Whether you’re a scientist, entrepreneur, or just someone who loves stories of grit and discovery, this conversation will inspire you. Don’t miss out on this deep dive into innovation, failure, and the future of medicine.
Time Stamps
00:32 Dr. John Maraganore is introduced as the featured guest and a leader in biotech.
00:50 Asked to explain his job to a five-year-old, his answer captures a lifetime of purpose in three words.
01:05 Growing up in a Greek immigrant family shaped more than his values—it built the mindset that would drive biotech breakthroughs.
02:44 His parents wanted a doctor. One college experiment changed everything.
04:14 Snake venom, of all things, sparked his obsession with discovery.
06:20 John shares how his biotech career began at Upjohn and Biogen, inventing bivalirudin (Angiomax), and other highlights.
10:31 He talks about property hurdles behind bivalirudin’s development.
12:57 A forced career pivot from the lab to business turned out to be the twist that defined his leadership path.

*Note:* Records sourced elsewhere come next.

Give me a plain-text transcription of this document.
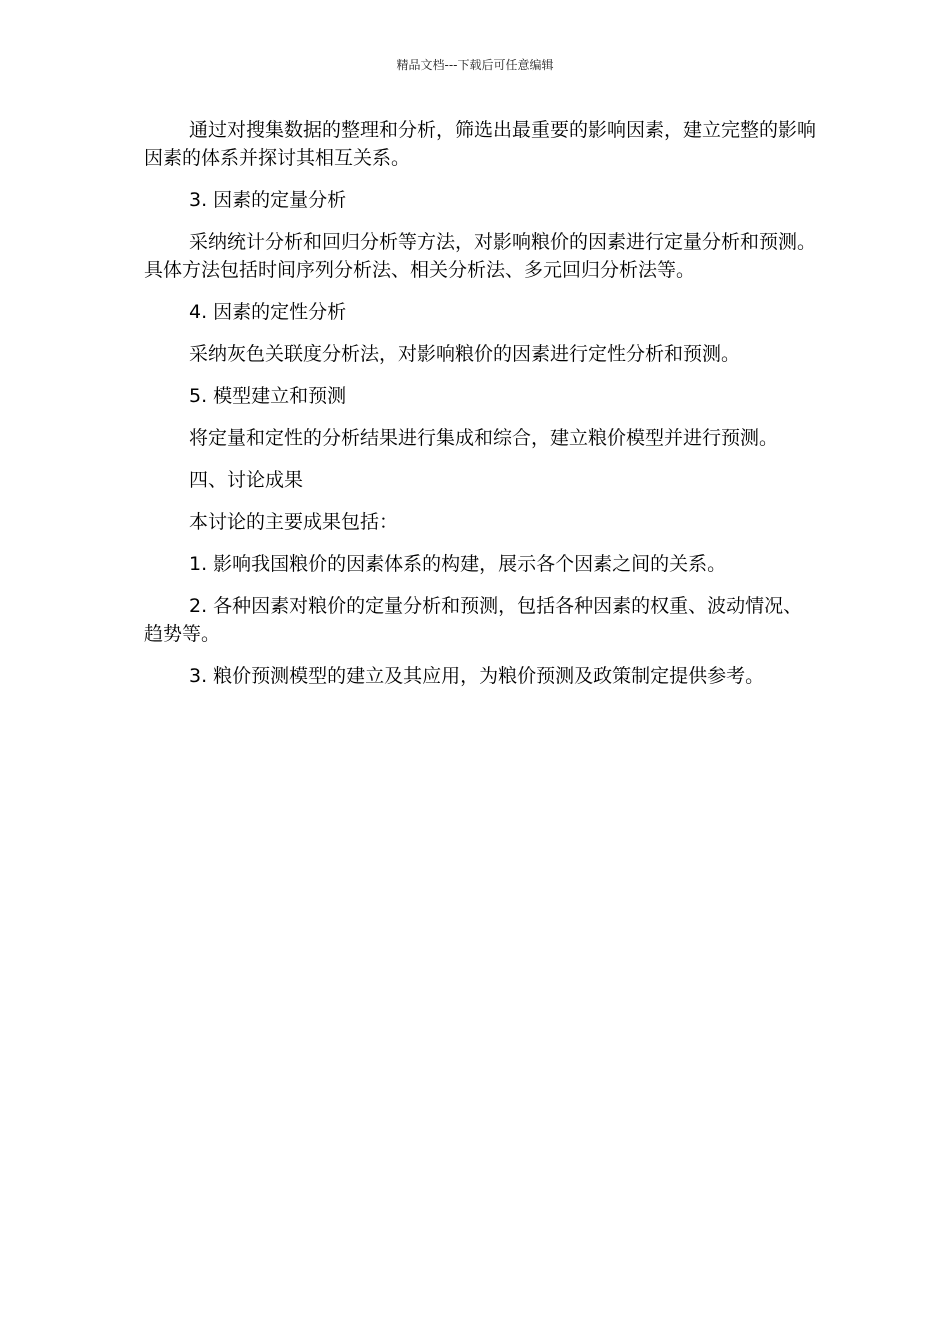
精品文档---下载后可任意编辑

通过对搜集数据的整理和分析，筛选出最重要的影响因素，建立完整的影响因素的体系并探讨其相互关系。

3. 因素的定量分析

采纳统计分析和回归分析等方法，对影响粮价的因素进行定量分析和预测。具体方法包括时间序列分析法、相关分析法、多元回归分析法等。

4. 因素的定性分析

采纳灰色关联度分析法，对影响粮价的因素进行定性分析和预测。

5. 模型建立和预测

将定量和定性的分析结果进行集成和综合，建立粮价模型并进行预测。

四、讨论成果

本讨论的主要成果包括：

1. 影响我国粮价的因素体系的构建，展示各个因素之间的关系。

2. 各种因素对粮价的定量分析和预测，包括各种因素的权重、波动情况、趋势等。

3. 粮价预测模型的建立及其应用，为粮价预测及政策制定提供参考。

17:21 Seeing science from the business side unlocked something—an insight that later shaped how he built companies.
19:09 The genomics boom at Millennium tested his ability to turn data into real drugs—and nearly broke the field in the process.
22:25 Betting on RNA interference when almost no one believed it could work.
27:40 Ten years of trial and error later, the science finally caught up to the vision.
30:57 Behind every biotech success are make-or-break partnership calls—he shares how timing meant survival.
36:14 Balancing independence with pharma partnerships became a strategy that redefined how small biotechs grow.
39:06 John shares the criteria and reasoning behind choosing TTR amyloidosis as Alnylam’s lead rare disease program.
54:22 John shares practical advice for founders facing tough market conditions.
57:47 Talking about sleep, pizza preferences, memorable child moments, and music.
1:00:43 He recommends the best reading material on drug pricing and the biotech business.
1:01:30 Conclusion and final advice from Dr. John Maraganore.